The younger boys had a "math morning" this week... I think it was Thursday, when it stormed all morning. It wasn't planned; math was just what they wanted to work on. I do try to work on math daily with the K-3 set, but a) that's not usually a problem with Pop, who will tell you that he has a "math brain" and b) Thursday morning they just wanted to keep going with various mathematical activities.
I put out some pattern squares on the table. I made a flower. Nobody could guess what it was. (Pop: "A satellite? Radar?") FB sat down and immediately put all the squares in a battle array and then informed his brothers of the rules to the game, if they should wish to play. Of course they did, and of course they immediately protested that it wasn't fair because FB had all the soldiers. So... we spent some time figuring out how many soldiers FB actually had (beginning multiplication, multi-digit addition, regrouping, then division when he split them up). I only had to break up a few fist fights before we were finished.

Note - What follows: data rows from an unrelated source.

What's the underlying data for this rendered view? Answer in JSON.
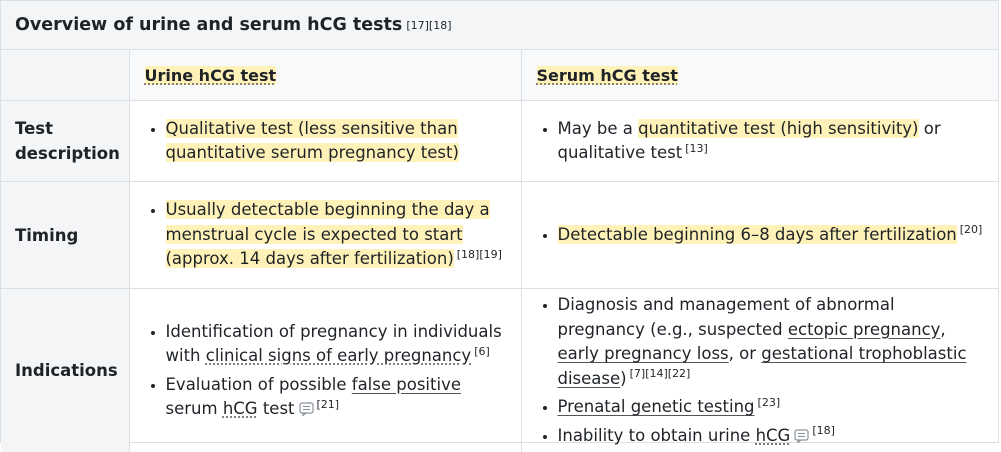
{
  "caption": {
    "title": "Overview of urine and serum hCG tests",
    "refs": "[17][18]"
  },
  "columns": {
    "urine": "Urine hCG test",
    "serum": "Serum hCG test"
  },
  "rows": {
    "test_description": {
      "label": "Test description",
      "urine": {
        "hl": "Qualitative test (less sensitive than quantitative serum pregnancy test)"
      },
      "serum": {
        "pre": "May be a ",
        "hl": "quantitative test (high sensitivity)",
        "post": " or qualitative test",
        "ref": "[13]"
      }
    },
    "timing": {
      "label": "Timing",
      "urine": {
        "hl": "Usually detectable beginning the day a menstrual cycle is expected to start (approx. 14 days after fertilization)",
        "ref": "[18][19]"
      },
      "serum": {
        "hl": "Detectable beginning 6–8 days after fertilization",
        "ref": "[20]"
      }
    },
    "indications": {
      "label": "Indications",
      "urine": [
        {
          "pre": "Identification of pregnancy in individuals with ",
          "link": "clinical signs of early pregnancy",
          "ref": "[6]"
        },
        {
          "pre": "Evaluation of possible ",
          "link": "false positive",
          "mid": " serum ",
          "link2": "hCG",
          "post": " test",
          "ref": "[21]"
        }
      ],
      "serum": [
        {
          "pre": "Diagnosis and management of abnormal pregnancy (e.g., suspected ",
          "link": "ectopic pregnancy",
          "mid": ", ",
          "link2": "early pregnancy loss",
          "mid2": ", or ",
          "link3": "gestational trophoblastic disease",
          "post": ")",
          "ref": "[7][14][22]"
        },
        {
          "link": "Prenatal genetic testing",
          "ref": "[23]"
        },
        {
          "pre": "Inability to obtain urine ",
          "link": "hCG",
          "ref": "[18]"
        }
      ]
    }
  }
}
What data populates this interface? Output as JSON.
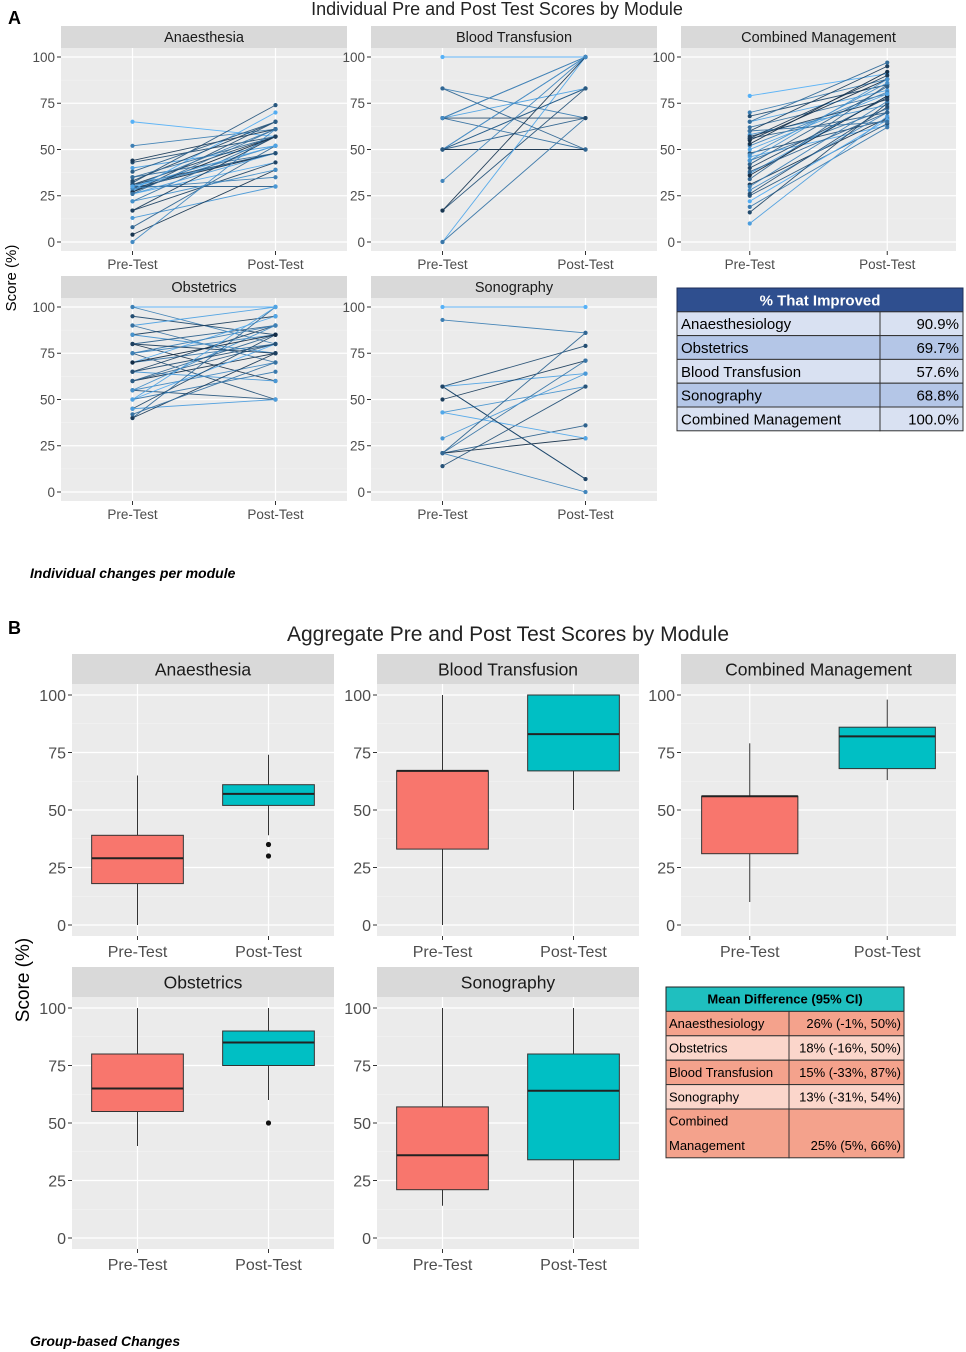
{
  "figure": {
    "panel_a_letter": "A",
    "panel_b_letter": "B",
    "caption_a": "Individual changes per module",
    "caption_b": "Group-based Changes"
  },
  "chart_data": [
    {
      "type": "line",
      "title": "Individual Pre and Post Test Scores by Module",
      "ylabel": "Score (%)",
      "xlabel": "",
      "categories": [
        "Pre-Test",
        "Post-Test"
      ],
      "yticks": [
        "0",
        "25",
        "50",
        "75",
        "100"
      ],
      "ylim": [
        0,
        100
      ],
      "colors": {
        "light": "#56B1F7",
        "dark": "#132B43",
        "panel_bg": "#EBEBEB",
        "strip_bg": "#D9D9D9"
      },
      "facets": [
        {
          "name": "Anaesthesia",
          "pairs": [
            [
              65,
              57
            ],
            [
              52,
              61
            ],
            [
              43,
              57
            ],
            [
              40,
              52
            ],
            [
              35,
              48
            ],
            [
              31,
              57
            ],
            [
              30,
              48
            ],
            [
              30,
              30
            ],
            [
              29,
              48
            ],
            [
              28,
              52
            ],
            [
              27,
              65
            ],
            [
              26,
              43
            ],
            [
              22,
              57
            ],
            [
              17,
              43
            ],
            [
              13,
              30
            ],
            [
              8,
              52
            ],
            [
              4,
              39
            ],
            [
              0,
              61
            ],
            [
              32,
              74
            ],
            [
              28,
              70
            ],
            [
              30,
              61
            ],
            [
              33,
              65
            ],
            [
              26,
              48
            ],
            [
              35,
              57
            ],
            [
              44,
              61
            ],
            [
              22,
              39
            ],
            [
              38,
              65
            ],
            [
              27,
              57
            ],
            [
              29,
              35
            ],
            [
              31,
              48
            ],
            [
              30,
              52
            ],
            [
              26,
              61
            ],
            [
              17,
              57
            ]
          ]
        },
        {
          "name": "Blood Transfusion",
          "pairs": [
            [
              100,
              100
            ],
            [
              83,
              67
            ],
            [
              67,
              100
            ],
            [
              67,
              83
            ],
            [
              67,
              50
            ],
            [
              50,
              100
            ],
            [
              50,
              83
            ],
            [
              50,
              67
            ],
            [
              50,
              50
            ],
            [
              33,
              100
            ],
            [
              17,
              83
            ],
            [
              0,
              100
            ],
            [
              0,
              67
            ],
            [
              67,
              67
            ],
            [
              50,
              100
            ],
            [
              83,
              50
            ],
            [
              17,
              100
            ],
            [
              67,
              100
            ],
            [
              50,
              83
            ]
          ]
        },
        {
          "name": "Combined Management",
          "pairs": [
            [
              79,
              91
            ],
            [
              70,
              88
            ],
            [
              68,
              85
            ],
            [
              65,
              82
            ],
            [
              62,
              80
            ],
            [
              60,
              95
            ],
            [
              58,
              74
            ],
            [
              56,
              70
            ],
            [
              55,
              88
            ],
            [
              52,
              81
            ],
            [
              48,
              66
            ],
            [
              46,
              63
            ],
            [
              44,
              72
            ],
            [
              40,
              78
            ],
            [
              37,
              79
            ],
            [
              34,
              85
            ],
            [
              31,
              67
            ],
            [
              28,
              70
            ],
            [
              25,
              64
            ],
            [
              22,
              66
            ],
            [
              19,
              62
            ],
            [
              16,
              75
            ],
            [
              10,
              68
            ],
            [
              65,
              97
            ],
            [
              56,
              90
            ],
            [
              47,
              86
            ],
            [
              42,
              84
            ],
            [
              36,
              79
            ],
            [
              30,
              76
            ],
            [
              26,
              73
            ],
            [
              50,
              80
            ],
            [
              60,
              65
            ],
            [
              57,
              77
            ],
            [
              44,
              88
            ],
            [
              38,
              70
            ],
            [
              53,
              92
            ]
          ]
        },
        {
          "name": "Obstetrics",
          "pairs": [
            [
              100,
              100
            ],
            [
              100,
              80
            ],
            [
              95,
              85
            ],
            [
              90,
              100
            ],
            [
              90,
              70
            ],
            [
              85,
              95
            ],
            [
              85,
              75
            ],
            [
              80,
              90
            ],
            [
              80,
              60
            ],
            [
              75,
              85
            ],
            [
              75,
              50
            ],
            [
              70,
              95
            ],
            [
              70,
              80
            ],
            [
              65,
              90
            ],
            [
              65,
              60
            ],
            [
              60,
              85
            ],
            [
              60,
              75
            ],
            [
              55,
              70
            ],
            [
              55,
              50
            ],
            [
              50,
              80
            ],
            [
              50,
              65
            ],
            [
              45,
              85
            ],
            [
              45,
              50
            ],
            [
              40,
              100
            ],
            [
              40,
              75
            ],
            [
              55,
              90
            ],
            [
              60,
              80
            ],
            [
              70,
              85
            ],
            [
              75,
              90
            ],
            [
              65,
              80
            ],
            [
              50,
              100
            ],
            [
              42,
              70
            ],
            [
              80,
              75
            ]
          ]
        },
        {
          "name": "Sonography",
          "pairs": [
            [
              100,
              100
            ],
            [
              93,
              86
            ],
            [
              57,
              79
            ],
            [
              57,
              64
            ],
            [
              57,
              7
            ],
            [
              50,
              71
            ],
            [
              43,
              57
            ],
            [
              21,
              36
            ],
            [
              21,
              29
            ],
            [
              21,
              0
            ],
            [
              14,
              57
            ],
            [
              43,
              29
            ],
            [
              21,
              71
            ],
            [
              57,
              7
            ],
            [
              29,
              64
            ],
            [
              21,
              86
            ]
          ]
        }
      ],
      "table": {
        "header": "% That Improved",
        "rows": [
          {
            "label": "Anaesthesiology",
            "value": "90.9%"
          },
          {
            "label": "Obstetrics",
            "value": "69.7%"
          },
          {
            "label": "Blood Transfusion",
            "value": "57.6%"
          },
          {
            "label": "Sonography",
            "value": "68.8%"
          },
          {
            "label": "Combined Management",
            "value": "100.0%"
          }
        ],
        "colors": {
          "header_bg": "#2F4F8F",
          "header_fg": "#ffffff",
          "row_a": "#D9E1F2",
          "row_b": "#B4C6E7"
        }
      }
    },
    {
      "type": "box",
      "title": "Aggregate Pre and Post Test Scores by Module",
      "ylabel": "Score (%)",
      "xlabel": "",
      "categories": [
        "Pre-Test",
        "Post-Test"
      ],
      "yticks": [
        "0",
        "25",
        "50",
        "75",
        "100"
      ],
      "ylim": [
        0,
        100
      ],
      "colors": {
        "pre": "#F8766D",
        "post": "#00BFC4",
        "panel_bg": "#EBEBEB",
        "strip_bg": "#D9D9D9"
      },
      "facets": [
        {
          "name": "Anaesthesia",
          "pre": {
            "min": 0,
            "q1": 18,
            "median": 29,
            "q3": 39,
            "max": 65,
            "outliers": []
          },
          "post": {
            "min": 39,
            "q1": 52,
            "median": 57,
            "q3": 61,
            "max": 74,
            "outliers": [
              35,
              30
            ]
          }
        },
        {
          "name": "Blood Transfusion",
          "pre": {
            "min": 0,
            "q1": 33,
            "median": 67,
            "q3": 67,
            "max": 100,
            "outliers": []
          },
          "post": {
            "min": 50,
            "q1": 67,
            "median": 83,
            "q3": 100,
            "max": 100,
            "outliers": []
          }
        },
        {
          "name": "Combined Management",
          "pre": {
            "min": 10,
            "q1": 31,
            "median": 56,
            "q3": 56,
            "max": 79,
            "outliers": []
          },
          "post": {
            "min": 63,
            "q1": 68,
            "median": 82,
            "q3": 86,
            "max": 98,
            "outliers": []
          }
        },
        {
          "name": "Obstetrics",
          "pre": {
            "min": 40,
            "q1": 55,
            "median": 65,
            "q3": 80,
            "max": 100,
            "outliers": []
          },
          "post": {
            "min": 60,
            "q1": 75,
            "median": 85,
            "q3": 90,
            "max": 100,
            "outliers": [
              50
            ]
          }
        },
        {
          "name": "Sonography",
          "pre": {
            "min": 14,
            "q1": 21,
            "median": 36,
            "q3": 57,
            "max": 100,
            "outliers": []
          },
          "post": {
            "min": 0,
            "q1": 34,
            "median": 64,
            "q3": 80,
            "max": 100,
            "outliers": []
          }
        }
      ],
      "table": {
        "header": "Mean Difference (95% CI)",
        "rows": [
          {
            "label": "Anaesthesiology",
            "value": "26% (-1%, 50%)"
          },
          {
            "label": "Obstetrics",
            "value": "18% (-16%, 50%)"
          },
          {
            "label": "Blood Transfusion",
            "value": "15% (-33%, 87%)"
          },
          {
            "label": "Sonography",
            "value": "13% (-31%, 54%)"
          },
          {
            "label": "Combined Management",
            "label_lines": [
              "Combined",
              "Management"
            ],
            "value": "25% (5%, 66%)"
          }
        ],
        "colors": {
          "header_bg": "#1FBFBF",
          "row_a": "#F4A28C",
          "row_b": "#FBD6CB"
        }
      }
    }
  ]
}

We are doing lots of schooly stuff every day, but it is still summer time. My garden this summer has become an abysmal failure -- well, "abysmal" may be a little strong, but it's a tempting word to use when squash bugs destroy half of everything you planted and even your green beans don't really bear. Anyway, there are several Bartlett pear trees in our neighborhood, and they're getting ripe this time of year, and today one of our neighbors was cutting grass for another neighbor, who has a tree loaded with pears but doesn't use them, and he said we could have the pears if the kids would come get them. So I sent the three oldest over with the cooler on wheels, and even though one cooler full was probably enough, our neighbor said the kids should dump their load and come back for more. I'm not sure how much this is -- a bushel and a half? Two bushels? Or what I'm going to do with them either, considering that Bartlett pears tend to be hard as rocks. But I figure they might be good for preserves or pear butter.